29/03/2026
Unsere Ehrenamtlichen Einsatzkräfte rücken jeden Tag aus, um Menschen zu helfen - jetzt benötigen sie selbst Hilfe!
Das Innenministerium in Baden-Württemberg möchte die Alarmierung der Helfer-vor-Ort (Notfallhilfe) stark einschränken.
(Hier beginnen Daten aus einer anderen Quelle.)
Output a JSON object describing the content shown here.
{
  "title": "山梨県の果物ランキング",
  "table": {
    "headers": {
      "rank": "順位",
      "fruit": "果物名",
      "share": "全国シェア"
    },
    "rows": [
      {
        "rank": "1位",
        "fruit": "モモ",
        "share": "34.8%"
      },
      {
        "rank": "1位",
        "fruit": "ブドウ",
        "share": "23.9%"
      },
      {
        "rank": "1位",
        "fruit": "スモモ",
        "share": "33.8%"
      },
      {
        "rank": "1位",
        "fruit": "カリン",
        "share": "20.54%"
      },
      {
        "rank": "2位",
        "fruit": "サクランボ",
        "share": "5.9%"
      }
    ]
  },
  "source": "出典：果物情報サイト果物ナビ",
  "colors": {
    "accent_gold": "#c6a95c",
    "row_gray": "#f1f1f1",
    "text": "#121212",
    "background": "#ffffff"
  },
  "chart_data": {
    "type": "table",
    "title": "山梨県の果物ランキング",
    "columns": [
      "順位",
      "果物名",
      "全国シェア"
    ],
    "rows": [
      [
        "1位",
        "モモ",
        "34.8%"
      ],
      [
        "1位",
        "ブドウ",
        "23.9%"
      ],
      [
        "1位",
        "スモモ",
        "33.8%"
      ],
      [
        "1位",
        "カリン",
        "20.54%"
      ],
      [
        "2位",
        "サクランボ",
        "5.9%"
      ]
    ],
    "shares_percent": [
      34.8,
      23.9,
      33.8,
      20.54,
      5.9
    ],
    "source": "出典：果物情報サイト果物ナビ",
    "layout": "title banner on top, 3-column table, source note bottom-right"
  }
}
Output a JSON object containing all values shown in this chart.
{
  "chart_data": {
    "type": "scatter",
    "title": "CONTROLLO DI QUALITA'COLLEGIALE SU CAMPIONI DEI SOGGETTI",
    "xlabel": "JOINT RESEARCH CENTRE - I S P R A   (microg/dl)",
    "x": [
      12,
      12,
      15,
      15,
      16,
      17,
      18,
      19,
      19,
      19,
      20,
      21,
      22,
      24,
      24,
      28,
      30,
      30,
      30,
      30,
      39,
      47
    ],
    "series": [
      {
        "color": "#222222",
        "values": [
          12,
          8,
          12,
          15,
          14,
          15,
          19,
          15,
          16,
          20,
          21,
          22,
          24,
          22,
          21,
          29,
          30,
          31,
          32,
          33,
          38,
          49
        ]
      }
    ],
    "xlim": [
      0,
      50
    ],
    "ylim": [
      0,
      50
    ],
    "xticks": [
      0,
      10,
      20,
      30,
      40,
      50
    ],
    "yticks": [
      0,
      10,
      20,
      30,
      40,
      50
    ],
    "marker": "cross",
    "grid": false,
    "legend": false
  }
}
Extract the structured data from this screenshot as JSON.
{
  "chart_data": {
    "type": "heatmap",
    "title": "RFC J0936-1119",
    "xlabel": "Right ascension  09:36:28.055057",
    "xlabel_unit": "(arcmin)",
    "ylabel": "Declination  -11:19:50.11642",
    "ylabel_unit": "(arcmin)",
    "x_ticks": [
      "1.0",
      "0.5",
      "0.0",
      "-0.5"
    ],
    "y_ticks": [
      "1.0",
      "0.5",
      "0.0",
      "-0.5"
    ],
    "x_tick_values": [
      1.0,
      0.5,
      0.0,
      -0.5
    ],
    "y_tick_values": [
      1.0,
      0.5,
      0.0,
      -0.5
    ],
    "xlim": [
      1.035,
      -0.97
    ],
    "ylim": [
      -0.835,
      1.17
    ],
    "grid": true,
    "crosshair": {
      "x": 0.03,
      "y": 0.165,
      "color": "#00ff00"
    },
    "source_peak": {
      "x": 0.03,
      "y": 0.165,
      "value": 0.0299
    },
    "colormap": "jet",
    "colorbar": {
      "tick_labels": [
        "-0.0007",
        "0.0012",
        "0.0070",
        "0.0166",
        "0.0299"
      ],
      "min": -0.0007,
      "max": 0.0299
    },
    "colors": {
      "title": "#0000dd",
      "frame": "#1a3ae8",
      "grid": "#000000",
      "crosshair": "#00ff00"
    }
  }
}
Ein Einsatz aus dem letzten Jahr zeigt, wie wichtig das System der Notfallhilfe ist: Als am 15.1. der Landkreis von Glatteis überrascht wurde, war unsere Notfallhilfe nach 5 Minuten bei einem Sturz in Graben vor Ort und konnte den Patienten betreuen, bis ein Rettungswagen frei wurde um den Patienten aufzunehmen. Wäre unsere Notfallhilfe nicht alarmiert gewesen, hätte der Patient 2 Stunden alleine im freien bis zum Eintreffen des Rettungswagens warten müssen.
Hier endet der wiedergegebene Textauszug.